While return-on-investment (ROI) analysis has historically been a tool of the private sector, government agencies can use it to measure the impact of policies and programs. Here’s how.
Return-on-investment (ROI) is a common performance measure in the world of business, where bottom lines and profit margins rule the day. However, it is much more challenging to measure the ROI of public service programs, where the value of the work can be harder to quantify and monetize. But it can be done—and used to drive insight into program performance and financial viability.
Our team of economists conducted an ROI study of the Corporation for National and Community Service (CNCS) AmeriCorps and Senior Corps programs. These national service programs address critical community needs like increasing academic achievement, mentoring youth, fighting poverty, sustaining national parks, preparing for disasters, and providing aid to senior citizens. What are the benefits to members, society, and government, and what are the costs of these programs at the national level? Are they a cost-effective investment for the federal government and other funders? The results of our study showed that national service programs that leverage the skills and talents of citizens to address unmet community needs offer substantial monetary benefits for all stakeholder groups and a significant ROI.
But getting to that conclusion was quite a process and illustrates the challenges of conducting this kind of assessment.
Gathering the data
One of the biggest challenges of a data-driven economic project is data availability. Because AmeriCorps and Senior Corps programs across the country vary in size and scope, we had to search for the most robust data for as many programs as possible. This included an extensive literature review of public data and program evaluations as well as reaching out to some of the grantees (e.g., Teach for America, College Possible, Habitat for Humanity).
For each program evaluation we reviewed, we used strict criteria to determine if the outcomes presented in the evaluation were based on rigorous research methods and whether the outcomes could be reasonably monetized. The answer helped us narrow the programs down to what we would use for the ROI study. We were able to leverage evaluation findings for about 30 AmeriCorps and Senior Corps programs that could be scaled up to the national level.
Next, we identified defensible ways to monetize the benefits that stemmed from each program using a variety of data sets. CNCS shared additional program evaluations with us, including some that weren’t publicly available.
Determining a dollar value
Once we had all of the necessary data, the next challenge was monetizing—or placing a monetary value—on the program outcomes. The question we asked ourselves was how could we reasonably monetize the benefits that are derived from these various service projects and effectively capture the impact across all applicable stakeholder groups?

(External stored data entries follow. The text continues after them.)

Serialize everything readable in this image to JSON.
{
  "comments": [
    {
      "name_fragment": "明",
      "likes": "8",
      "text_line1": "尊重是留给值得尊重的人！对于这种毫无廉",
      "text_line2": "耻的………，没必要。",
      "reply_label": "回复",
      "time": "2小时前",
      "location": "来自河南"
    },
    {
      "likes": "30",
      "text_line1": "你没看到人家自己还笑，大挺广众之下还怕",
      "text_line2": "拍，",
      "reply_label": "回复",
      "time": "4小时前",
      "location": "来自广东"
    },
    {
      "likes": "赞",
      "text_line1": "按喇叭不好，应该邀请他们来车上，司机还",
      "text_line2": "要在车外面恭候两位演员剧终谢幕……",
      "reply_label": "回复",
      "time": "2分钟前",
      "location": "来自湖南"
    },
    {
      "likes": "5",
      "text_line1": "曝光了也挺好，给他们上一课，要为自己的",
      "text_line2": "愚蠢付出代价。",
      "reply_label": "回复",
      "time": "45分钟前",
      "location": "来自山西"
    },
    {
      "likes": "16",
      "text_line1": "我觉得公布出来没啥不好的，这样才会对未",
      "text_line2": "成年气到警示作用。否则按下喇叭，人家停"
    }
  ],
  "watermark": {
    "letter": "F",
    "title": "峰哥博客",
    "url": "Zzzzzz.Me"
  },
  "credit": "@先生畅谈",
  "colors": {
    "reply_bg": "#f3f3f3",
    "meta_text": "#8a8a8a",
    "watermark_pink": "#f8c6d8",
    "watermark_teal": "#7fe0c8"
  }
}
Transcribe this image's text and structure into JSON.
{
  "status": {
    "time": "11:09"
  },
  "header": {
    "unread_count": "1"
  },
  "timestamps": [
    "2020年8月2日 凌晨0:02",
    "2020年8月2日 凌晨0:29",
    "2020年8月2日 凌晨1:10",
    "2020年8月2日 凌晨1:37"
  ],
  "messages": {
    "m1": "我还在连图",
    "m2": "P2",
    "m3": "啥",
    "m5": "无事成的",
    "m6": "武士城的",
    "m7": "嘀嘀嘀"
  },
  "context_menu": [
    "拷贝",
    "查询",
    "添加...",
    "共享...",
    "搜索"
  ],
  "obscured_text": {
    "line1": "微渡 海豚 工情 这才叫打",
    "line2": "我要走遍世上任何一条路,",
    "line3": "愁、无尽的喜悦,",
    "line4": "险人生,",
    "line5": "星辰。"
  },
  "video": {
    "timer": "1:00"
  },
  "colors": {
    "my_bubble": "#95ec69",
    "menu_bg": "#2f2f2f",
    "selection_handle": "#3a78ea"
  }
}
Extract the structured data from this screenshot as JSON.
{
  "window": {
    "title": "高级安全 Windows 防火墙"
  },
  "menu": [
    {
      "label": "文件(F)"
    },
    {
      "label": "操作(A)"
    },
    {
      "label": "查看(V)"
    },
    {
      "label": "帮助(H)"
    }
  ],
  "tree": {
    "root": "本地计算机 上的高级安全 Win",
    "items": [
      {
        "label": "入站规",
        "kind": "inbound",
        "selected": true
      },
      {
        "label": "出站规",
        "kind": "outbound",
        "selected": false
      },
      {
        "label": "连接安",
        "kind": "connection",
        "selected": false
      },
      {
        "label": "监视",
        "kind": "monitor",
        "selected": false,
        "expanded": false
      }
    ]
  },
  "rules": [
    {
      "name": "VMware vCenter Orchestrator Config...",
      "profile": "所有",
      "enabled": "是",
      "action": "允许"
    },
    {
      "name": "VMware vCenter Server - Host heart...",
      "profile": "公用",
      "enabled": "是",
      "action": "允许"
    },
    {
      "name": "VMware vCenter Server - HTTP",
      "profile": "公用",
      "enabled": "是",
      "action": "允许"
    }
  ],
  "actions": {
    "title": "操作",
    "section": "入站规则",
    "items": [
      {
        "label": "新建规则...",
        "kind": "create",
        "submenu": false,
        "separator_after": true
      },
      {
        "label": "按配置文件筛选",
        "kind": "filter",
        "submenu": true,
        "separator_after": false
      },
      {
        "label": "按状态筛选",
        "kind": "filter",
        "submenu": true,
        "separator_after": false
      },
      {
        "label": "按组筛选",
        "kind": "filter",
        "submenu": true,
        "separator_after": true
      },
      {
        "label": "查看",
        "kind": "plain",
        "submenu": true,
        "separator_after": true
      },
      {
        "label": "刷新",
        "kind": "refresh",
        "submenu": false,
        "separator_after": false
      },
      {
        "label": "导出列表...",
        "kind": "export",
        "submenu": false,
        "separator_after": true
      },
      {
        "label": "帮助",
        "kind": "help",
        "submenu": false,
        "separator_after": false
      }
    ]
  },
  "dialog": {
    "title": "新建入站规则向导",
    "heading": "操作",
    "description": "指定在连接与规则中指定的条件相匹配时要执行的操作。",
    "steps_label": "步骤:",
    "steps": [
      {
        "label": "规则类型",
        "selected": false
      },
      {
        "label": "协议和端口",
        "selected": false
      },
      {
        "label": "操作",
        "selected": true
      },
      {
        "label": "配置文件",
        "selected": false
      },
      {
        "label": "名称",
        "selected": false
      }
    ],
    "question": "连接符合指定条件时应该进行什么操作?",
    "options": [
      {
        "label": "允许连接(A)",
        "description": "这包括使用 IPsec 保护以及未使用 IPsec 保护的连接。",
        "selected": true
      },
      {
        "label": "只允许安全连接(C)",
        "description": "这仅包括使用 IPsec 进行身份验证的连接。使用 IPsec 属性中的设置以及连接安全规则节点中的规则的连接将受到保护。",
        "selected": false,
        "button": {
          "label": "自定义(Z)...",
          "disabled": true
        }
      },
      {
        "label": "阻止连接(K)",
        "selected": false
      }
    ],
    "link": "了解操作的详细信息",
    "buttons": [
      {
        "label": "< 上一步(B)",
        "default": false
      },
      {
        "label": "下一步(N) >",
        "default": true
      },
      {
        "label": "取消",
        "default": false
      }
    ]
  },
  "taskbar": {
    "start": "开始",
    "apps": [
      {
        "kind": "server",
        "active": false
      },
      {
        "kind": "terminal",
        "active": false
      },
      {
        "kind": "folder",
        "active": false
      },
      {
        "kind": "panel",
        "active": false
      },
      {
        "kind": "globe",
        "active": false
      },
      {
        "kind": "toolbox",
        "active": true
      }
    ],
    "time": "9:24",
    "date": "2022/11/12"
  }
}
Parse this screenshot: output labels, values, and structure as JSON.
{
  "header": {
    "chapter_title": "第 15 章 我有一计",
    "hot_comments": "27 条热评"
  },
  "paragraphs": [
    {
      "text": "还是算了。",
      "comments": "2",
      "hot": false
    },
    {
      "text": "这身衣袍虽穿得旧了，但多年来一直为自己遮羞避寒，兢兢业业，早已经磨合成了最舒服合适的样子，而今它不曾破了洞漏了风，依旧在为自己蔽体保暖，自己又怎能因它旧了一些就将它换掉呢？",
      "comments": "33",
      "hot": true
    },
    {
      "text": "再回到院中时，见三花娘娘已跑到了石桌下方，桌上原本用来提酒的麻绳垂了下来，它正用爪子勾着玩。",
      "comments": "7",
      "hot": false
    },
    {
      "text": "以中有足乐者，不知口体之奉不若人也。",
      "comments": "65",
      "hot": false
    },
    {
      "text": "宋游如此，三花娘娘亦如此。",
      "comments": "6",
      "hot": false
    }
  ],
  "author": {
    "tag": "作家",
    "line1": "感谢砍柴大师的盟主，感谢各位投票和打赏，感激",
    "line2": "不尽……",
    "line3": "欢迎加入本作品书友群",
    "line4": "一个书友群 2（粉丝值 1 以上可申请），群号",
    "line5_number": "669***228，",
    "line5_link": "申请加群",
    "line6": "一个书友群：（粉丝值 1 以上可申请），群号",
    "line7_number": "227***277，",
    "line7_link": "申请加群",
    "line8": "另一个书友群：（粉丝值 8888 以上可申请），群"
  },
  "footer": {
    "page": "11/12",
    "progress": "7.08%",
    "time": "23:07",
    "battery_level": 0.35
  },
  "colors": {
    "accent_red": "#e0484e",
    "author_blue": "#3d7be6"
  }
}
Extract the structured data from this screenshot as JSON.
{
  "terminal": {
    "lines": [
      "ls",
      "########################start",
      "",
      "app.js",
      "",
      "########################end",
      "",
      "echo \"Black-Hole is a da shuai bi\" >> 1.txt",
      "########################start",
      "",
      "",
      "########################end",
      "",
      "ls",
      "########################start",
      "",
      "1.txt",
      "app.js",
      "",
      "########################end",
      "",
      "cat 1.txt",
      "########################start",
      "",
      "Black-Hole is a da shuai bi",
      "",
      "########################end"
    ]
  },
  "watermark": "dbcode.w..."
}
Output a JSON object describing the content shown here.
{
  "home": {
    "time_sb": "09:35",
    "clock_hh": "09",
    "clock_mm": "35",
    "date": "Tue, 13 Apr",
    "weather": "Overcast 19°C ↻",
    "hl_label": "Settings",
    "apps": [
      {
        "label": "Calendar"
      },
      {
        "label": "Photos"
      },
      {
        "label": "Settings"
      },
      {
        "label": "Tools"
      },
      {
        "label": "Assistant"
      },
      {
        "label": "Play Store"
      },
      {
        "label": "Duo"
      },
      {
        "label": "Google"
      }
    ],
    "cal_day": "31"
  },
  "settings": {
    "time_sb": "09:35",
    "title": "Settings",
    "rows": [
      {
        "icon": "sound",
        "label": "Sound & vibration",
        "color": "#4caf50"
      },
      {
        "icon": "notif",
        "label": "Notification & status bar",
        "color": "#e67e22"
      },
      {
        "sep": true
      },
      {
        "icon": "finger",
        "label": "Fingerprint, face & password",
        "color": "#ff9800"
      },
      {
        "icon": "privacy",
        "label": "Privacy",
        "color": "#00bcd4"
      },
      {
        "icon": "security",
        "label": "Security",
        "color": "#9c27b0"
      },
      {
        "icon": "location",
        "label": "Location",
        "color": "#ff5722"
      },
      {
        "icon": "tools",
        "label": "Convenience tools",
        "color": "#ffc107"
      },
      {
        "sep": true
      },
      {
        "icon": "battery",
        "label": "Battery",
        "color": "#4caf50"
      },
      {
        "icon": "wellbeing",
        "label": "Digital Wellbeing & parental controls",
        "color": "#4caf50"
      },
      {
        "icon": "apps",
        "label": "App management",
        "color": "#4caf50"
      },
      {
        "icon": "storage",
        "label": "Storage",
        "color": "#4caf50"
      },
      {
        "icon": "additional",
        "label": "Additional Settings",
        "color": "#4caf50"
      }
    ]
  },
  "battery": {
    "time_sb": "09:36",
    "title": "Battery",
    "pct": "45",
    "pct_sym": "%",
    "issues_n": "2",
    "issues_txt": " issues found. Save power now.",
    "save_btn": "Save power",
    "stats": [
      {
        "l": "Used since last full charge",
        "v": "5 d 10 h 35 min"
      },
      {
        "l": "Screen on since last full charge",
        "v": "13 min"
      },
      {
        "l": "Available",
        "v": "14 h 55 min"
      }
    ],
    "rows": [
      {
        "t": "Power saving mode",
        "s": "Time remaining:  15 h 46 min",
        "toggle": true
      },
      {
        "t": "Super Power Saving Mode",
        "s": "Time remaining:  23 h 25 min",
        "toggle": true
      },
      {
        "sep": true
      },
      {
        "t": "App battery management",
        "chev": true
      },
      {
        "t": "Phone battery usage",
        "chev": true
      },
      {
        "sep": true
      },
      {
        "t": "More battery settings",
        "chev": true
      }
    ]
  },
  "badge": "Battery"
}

Whereas most ROI studies are more generalized and based on broad assumptions, we answered this question by building an elaborate logic model that detailed the monetization process for individual program outcomes. To accurately depict the relationship between each program's outcomes and its economic value, in some cases we had to find proxies established by other third-party studies. For example, programs that offer literacy interventions for kindergartners can be reasonably tied to high school graduation rates through proxies that map reading comprehension at that grade level to high school completion. Other studies have demonstrated that high school graduation leads to an increase in earning potential and employability, and a decreased likelihood of public assistance dependence.
We further broke out the ROI analysis by type of benefit realized. Not surprisingly, programs that lead to improvements in participants’ educational attainment and employment rates have higher ROIs since those outcomes are tied to increased lifetime earnings. Healthcare programs also show higher ROIs because improvements in health outcomes reduce spending by the government, such as Medicare and Medicaid expenditures. Programs with less tangible benefits may not be able to be reasonably monetized, but it’s important to remember that intangible benefits and non-monetary outcomes still have a great benefit to society.
Communicating the value to stakeholders
Across the programs included in this ROI analysis, there were three stakeholder groups whose benefits were monetized: the program members (i.e., the volunteers who serve), the government, and society (i.e., those who participate—or receive services—from these national service programs). The analysis shows that AmeriCorps and Senior Corps members gain valuable skills, advance their education and careers, increase their earnings, and live healthier lives as a result of serving. The federal government directly benefits from tax revenue gains and savings because of the impact of these programs. Addressing community challenges early also lessens future dependence on other government programs, thereby reducing government expenditures in criminal justice, welfare, and public health.
Our model measured around 30 AmeriCorps and Senior Corps programs and assigned monetary values for their associated outcomes in areas such as housing, academic support, workforce development, public lands work, etc. Overall, we found that every dollar in federal taxes invested in AmeriCorps and Senior Corps returns about $17 to society, program members, and the government combined.
We’re seeing increased demand for ROI analyses from government agencies to measure the impact of policy and programming. Grantees who receive federal government funding can also use this tool to show other investors that their program is sustainable and making an impact. If they can demonstrate a positive return on every dollar invested in the program, that helps them attract additional donors and investments to fund and potentially expand their programs.
Our approach to data collection—going beyond tallies of numbers of people served to identifying, quantifying, and monetizing real program outcomes—makes our model unique and novel. More importantly, this model can be updated in the future fairly easily with new data. It can also be used to evaluate a number of different types of federal grantee programs. Because of its size and the robustness of the analysis, this study also adds to the evidence base of the benefits of national service.